PET or PETE (polyethylene terephthalate):
It is most often used for soft drink bottles, water bottles, plastic beer bottles, plastic peanut butter jars, salad dressing and vegetable oil bottles and food trays. When recycled it gets made into polar fleece, tote bags, furniture, carpet and new beverage containers.

HDPE (high density polyethylene):
It is used in milk and juice jugs, cleaning product bottles, yogurt tubs, some trash bags and cereal box liners. Recycled back into bottles, pens and building materials.

V (Vinyl) or PVC:
It is found on some window cleaner, detergent and shampoo bottles, as well as clear food packaging, siding, windows, piping and medical equipment. Occasionally recycled by plastic lumber makers back into building materials.

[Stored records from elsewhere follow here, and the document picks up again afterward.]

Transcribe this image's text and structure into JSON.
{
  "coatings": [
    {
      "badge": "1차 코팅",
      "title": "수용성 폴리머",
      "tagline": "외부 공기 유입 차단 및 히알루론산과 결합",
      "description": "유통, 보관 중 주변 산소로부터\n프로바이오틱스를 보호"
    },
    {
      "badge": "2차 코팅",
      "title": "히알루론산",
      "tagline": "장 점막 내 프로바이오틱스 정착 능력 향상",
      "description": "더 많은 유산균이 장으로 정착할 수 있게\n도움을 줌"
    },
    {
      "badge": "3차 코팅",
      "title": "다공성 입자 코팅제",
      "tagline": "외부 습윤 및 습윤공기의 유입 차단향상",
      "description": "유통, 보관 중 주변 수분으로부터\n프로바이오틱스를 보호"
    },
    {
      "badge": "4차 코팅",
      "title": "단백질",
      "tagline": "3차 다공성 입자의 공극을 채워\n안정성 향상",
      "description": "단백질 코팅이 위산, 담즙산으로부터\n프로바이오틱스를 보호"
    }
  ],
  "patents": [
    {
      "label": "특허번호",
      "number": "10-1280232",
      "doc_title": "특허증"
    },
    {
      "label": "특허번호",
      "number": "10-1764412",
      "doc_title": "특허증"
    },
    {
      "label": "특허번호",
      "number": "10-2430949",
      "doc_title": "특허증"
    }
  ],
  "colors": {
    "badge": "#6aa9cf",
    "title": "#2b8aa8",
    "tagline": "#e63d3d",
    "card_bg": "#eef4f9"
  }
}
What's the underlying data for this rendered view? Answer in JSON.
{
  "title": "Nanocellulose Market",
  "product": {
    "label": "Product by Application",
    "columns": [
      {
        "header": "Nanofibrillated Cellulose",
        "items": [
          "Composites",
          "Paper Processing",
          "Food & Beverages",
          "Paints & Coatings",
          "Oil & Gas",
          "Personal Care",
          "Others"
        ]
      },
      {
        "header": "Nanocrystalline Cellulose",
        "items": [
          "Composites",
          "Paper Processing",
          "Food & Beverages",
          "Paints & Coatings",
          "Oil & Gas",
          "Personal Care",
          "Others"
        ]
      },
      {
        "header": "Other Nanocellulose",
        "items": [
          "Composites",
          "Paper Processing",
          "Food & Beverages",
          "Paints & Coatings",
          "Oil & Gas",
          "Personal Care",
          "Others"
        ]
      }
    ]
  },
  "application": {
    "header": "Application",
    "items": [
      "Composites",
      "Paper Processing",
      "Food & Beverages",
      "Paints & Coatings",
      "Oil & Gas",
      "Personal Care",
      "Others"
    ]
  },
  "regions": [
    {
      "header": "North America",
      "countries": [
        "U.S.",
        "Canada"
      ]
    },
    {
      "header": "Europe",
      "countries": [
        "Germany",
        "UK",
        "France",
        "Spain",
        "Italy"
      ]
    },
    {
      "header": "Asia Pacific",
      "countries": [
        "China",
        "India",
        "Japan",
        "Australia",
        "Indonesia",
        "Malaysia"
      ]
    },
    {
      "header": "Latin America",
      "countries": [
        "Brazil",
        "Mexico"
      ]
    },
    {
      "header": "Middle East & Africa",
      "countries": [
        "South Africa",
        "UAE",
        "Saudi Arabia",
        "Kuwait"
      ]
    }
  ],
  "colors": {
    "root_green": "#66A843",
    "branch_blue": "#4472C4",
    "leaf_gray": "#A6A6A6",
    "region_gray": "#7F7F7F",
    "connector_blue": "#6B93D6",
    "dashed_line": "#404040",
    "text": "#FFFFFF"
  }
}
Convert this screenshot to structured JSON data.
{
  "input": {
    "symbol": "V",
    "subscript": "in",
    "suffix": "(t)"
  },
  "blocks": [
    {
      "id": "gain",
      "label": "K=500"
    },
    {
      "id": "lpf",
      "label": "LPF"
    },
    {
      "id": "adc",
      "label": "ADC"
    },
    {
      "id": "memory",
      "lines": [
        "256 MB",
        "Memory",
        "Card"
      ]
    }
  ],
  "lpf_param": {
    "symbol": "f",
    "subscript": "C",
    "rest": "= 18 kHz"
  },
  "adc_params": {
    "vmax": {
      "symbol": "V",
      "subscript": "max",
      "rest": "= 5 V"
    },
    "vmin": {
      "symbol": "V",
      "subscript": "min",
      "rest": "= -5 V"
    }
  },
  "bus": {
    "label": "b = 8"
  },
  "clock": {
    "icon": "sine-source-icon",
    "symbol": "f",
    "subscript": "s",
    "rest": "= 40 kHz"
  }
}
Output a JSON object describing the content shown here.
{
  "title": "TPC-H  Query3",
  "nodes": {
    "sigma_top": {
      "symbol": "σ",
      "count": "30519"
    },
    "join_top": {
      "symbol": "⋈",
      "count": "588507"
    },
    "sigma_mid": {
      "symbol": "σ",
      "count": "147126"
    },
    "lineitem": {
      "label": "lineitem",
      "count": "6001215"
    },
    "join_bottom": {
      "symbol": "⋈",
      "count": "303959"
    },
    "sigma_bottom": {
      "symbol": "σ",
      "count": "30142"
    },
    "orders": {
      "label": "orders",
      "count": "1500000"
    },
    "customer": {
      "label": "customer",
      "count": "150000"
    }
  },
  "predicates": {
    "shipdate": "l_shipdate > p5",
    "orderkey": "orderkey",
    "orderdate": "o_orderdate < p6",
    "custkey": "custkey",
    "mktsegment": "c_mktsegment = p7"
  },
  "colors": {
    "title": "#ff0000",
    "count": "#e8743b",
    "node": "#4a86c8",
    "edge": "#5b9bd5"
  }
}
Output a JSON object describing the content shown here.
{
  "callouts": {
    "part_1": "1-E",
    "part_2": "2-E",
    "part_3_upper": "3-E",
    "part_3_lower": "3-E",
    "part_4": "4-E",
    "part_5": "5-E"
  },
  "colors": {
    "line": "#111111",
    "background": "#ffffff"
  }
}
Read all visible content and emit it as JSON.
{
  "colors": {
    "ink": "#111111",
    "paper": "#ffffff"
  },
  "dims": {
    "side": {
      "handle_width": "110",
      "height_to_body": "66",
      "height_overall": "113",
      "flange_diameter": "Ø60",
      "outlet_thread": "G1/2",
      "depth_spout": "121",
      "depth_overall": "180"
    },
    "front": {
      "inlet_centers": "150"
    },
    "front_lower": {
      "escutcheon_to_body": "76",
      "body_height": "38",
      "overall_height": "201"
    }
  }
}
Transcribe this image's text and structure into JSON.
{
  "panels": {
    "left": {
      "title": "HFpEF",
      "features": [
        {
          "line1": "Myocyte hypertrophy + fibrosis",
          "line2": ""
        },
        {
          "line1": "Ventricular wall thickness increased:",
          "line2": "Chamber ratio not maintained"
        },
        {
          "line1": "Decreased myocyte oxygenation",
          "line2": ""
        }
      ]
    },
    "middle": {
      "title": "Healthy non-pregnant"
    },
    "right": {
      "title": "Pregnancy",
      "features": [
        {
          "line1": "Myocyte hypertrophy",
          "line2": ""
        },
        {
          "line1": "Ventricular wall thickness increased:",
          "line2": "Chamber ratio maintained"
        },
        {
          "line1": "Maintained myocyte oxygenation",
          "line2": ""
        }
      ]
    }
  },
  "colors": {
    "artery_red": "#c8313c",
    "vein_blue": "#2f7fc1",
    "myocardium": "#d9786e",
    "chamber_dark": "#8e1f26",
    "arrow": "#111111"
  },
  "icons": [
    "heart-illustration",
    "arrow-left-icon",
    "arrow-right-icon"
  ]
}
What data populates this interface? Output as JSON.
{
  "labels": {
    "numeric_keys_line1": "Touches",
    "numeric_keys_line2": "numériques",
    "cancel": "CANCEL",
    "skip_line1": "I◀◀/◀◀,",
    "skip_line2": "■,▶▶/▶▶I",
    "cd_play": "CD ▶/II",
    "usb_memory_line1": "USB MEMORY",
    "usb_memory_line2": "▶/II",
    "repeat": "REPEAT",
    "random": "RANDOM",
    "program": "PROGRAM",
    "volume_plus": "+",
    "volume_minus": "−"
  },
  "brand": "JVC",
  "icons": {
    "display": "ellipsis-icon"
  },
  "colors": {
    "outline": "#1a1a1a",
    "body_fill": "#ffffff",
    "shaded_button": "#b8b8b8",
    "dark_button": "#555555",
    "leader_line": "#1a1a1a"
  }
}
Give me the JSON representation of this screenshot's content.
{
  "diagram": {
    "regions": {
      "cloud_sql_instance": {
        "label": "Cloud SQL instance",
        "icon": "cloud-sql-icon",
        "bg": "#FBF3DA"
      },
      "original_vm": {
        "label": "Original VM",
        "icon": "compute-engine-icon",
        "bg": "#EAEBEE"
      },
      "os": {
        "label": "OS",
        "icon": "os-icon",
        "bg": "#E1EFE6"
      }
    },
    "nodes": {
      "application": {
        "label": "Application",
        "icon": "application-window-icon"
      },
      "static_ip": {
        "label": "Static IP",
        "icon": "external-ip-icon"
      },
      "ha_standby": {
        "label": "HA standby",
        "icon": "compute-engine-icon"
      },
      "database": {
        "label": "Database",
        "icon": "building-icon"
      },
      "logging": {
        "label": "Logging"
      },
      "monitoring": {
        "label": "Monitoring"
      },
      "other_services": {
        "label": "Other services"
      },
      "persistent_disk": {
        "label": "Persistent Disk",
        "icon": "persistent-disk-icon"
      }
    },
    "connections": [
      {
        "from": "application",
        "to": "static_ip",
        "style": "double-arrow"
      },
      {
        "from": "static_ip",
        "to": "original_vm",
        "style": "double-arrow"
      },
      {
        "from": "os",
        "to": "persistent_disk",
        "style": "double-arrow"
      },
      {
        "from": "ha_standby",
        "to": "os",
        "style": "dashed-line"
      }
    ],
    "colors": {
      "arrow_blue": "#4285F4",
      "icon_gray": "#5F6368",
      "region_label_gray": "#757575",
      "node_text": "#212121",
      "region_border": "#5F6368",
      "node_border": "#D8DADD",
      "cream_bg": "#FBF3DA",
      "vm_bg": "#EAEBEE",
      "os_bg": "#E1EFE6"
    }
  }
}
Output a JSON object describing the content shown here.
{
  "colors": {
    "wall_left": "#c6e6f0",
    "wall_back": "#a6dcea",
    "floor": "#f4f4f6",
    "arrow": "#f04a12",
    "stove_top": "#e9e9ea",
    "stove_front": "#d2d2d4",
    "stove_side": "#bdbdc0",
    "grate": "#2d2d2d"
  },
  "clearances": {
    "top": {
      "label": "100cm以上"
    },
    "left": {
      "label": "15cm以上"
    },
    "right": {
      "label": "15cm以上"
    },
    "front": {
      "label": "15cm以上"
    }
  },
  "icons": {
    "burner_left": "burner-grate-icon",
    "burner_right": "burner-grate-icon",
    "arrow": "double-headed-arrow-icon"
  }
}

LDPE (low density polyethylene):
Recycling on squeeze bottles and plastic shopping, dry cleaning or bread bags. Recycled into trash can liners, shipping envelopes, and lumber.

PP (polypropylene):
It comes in straws, some yogurt containers, syrup and ketchup bottles, pill bottles, and caps. Turned into rakes, brooms, batteries and trays.

PS (polystyrene):
It is used for disposable plates and cups, compact disc cases, egg cartons, carry-out containers, and aspirin bottles. Recycled into foam packaging, insulation and more egg cartons and carry-out containers.

It includes multi-gallon water bottles, 'bullet-proof' materials, sunglasses, DVDs, iPod cases, nylon. Not often recycled, but sometimes turned into lumber.